王瑾则是立于原地,长揖相送,目送二人于县衙门前上马,往城门方向驰去。
——
辽西郡阳乐县官舍。
前日到达的赵安正坐在舍内,等着新任太守赵苞的召见,自那日召见张氏族人之后,已是过了七日,因辽西郡内流民早已被肥如县接纳,路途当中又无郡县需沿途拜访,短短四日便到了柳城。到了柳城之后,王粟便带着县内贸易文书与三十匹柞丝绸丶三百匹麻布丶二十石盐转道去往乌桓丘力居所部,赵安则是马不停蹄,带着县令仪仗在第五日到达了郡治所在阳乐县。

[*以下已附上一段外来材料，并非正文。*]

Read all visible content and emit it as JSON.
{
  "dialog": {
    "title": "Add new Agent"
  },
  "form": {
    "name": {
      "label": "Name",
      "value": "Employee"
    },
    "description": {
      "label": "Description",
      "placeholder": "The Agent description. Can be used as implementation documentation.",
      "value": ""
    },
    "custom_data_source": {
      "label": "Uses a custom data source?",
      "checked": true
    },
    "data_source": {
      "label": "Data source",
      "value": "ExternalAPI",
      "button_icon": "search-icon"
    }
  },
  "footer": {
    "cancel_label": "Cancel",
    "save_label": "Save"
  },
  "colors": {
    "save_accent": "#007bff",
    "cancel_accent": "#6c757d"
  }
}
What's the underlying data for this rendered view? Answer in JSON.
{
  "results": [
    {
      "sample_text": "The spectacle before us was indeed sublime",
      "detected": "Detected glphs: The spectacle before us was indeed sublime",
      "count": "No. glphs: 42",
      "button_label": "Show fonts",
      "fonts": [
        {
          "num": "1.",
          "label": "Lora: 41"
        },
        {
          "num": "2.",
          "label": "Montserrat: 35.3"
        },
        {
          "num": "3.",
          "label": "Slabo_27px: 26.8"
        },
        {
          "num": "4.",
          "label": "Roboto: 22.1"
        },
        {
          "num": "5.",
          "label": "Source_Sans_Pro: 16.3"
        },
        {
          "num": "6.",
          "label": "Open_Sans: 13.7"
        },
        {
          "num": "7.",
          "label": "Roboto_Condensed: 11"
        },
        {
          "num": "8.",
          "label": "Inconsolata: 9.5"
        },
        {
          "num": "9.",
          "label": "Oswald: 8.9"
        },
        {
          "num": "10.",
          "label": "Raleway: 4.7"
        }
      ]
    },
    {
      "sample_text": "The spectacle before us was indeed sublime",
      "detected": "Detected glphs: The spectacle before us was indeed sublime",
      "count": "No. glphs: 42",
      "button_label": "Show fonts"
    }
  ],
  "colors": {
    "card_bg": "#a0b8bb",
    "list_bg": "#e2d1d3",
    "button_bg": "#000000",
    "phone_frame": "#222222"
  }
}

如今呈上拜帖之后在官舍内等候,因新任太守对宦官出身之人的厌恶,赵安也不敢随意上街走动,以免惹出事端,让其更加厌恶,只得在舍内看书度日。
午时,赵安正一口砖茶一口胡饼地吃着,正待咬下一口,院中便传来脚步声与问答声。旋即一名身着青色吏服丶头戴介帻的年轻文吏出现在房门处,来人打量了一眼赵安,短暂落在其案上的胡饼便收回,拱手一礼,姿态端正却并无多少暖意。